Having just finished three sermons on Romans 8 I've been discovering the strengths and weaknesses of some of the standard commentaries. I deliberately omitted N T Wright's new volume on chapter 8, as I wanted to have a conversation with the various exegetical friends I've made over the years - Cranfield, Dunn, Moo, Fitzmyer, Witherington, Longenecker, Kruse, Gorman, and Wright's full commentary from 20002 (in the NIB).
They all have something worthwhile to say, but what I missed in a few of them was the "so what?" question. Several of them did ask "so what" with compelling urgency and theological clarity. The challenge is not to reduce the power of the text to disrupt our intellectual status quo; a text does this by deconstructing our assumptions and recreating a vision of God adequate to such texts as:
- "And we know that in all things God works for the good of those who love him, who have been called according to his purpose."
- "Who shall separate us from the love of Christ? Shall trouble or hardship or persecution or famine or nakedness or danger or sword?"
- "No in all these things we are more than conquerors through him who loved us."
- "For I am convinced that neither death nor life, neither angels nor demons, neither the present nor the future, nor any powers, neither height nor depth, nor anything else in all creation, will be able to separate us from the love of God that is in Christ Jesus our Lord."

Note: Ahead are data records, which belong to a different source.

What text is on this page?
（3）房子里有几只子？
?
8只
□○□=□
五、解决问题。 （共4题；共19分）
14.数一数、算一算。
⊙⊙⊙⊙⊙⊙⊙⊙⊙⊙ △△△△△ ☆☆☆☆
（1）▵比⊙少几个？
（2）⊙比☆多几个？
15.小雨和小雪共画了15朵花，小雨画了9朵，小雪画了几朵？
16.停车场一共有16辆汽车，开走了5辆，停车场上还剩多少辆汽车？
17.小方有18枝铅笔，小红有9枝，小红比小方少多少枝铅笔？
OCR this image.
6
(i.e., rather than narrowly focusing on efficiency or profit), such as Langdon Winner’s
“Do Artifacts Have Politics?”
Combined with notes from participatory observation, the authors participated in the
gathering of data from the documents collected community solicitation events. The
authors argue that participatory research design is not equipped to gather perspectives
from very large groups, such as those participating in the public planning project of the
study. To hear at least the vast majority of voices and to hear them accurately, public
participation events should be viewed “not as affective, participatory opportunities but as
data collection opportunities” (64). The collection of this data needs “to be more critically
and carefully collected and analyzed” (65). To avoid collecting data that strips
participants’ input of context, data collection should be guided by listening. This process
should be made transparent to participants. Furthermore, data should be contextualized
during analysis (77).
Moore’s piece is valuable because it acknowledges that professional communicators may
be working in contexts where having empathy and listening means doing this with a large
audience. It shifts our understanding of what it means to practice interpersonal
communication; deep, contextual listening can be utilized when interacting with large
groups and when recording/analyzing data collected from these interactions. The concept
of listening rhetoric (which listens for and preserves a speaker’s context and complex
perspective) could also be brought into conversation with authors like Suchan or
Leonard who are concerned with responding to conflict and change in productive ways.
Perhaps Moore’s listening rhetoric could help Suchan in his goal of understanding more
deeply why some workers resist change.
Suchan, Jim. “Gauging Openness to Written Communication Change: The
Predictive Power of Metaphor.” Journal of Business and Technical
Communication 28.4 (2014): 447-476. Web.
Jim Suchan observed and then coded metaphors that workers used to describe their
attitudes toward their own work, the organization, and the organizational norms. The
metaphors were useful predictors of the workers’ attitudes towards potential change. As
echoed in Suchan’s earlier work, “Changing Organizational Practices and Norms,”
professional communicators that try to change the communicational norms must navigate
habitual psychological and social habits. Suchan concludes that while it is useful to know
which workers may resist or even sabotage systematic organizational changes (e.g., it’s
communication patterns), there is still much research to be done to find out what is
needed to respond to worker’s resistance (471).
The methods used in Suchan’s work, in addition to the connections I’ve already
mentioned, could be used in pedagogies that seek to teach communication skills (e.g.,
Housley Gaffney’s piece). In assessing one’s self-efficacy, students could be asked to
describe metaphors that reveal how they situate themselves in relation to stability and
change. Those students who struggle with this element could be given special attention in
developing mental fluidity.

No commentary can, or should, do all our work for us as we wrestle with texts that must always come at us demanding our full attention, disturbing the peace of a mind made up, and daring us to make our own very personal response and risk the truth of the text. Two important questions 1) What are we to make of texts like these? 2) What will texts like these make of us if we take them to heart, think them through, and live into the realities they express?
On this occasion, on 8.28-39, I found it was mainly Wright, Dunn and Gorman who helped with the "so what" questions. But I gained from that wider conversation with those others I invited to my desk.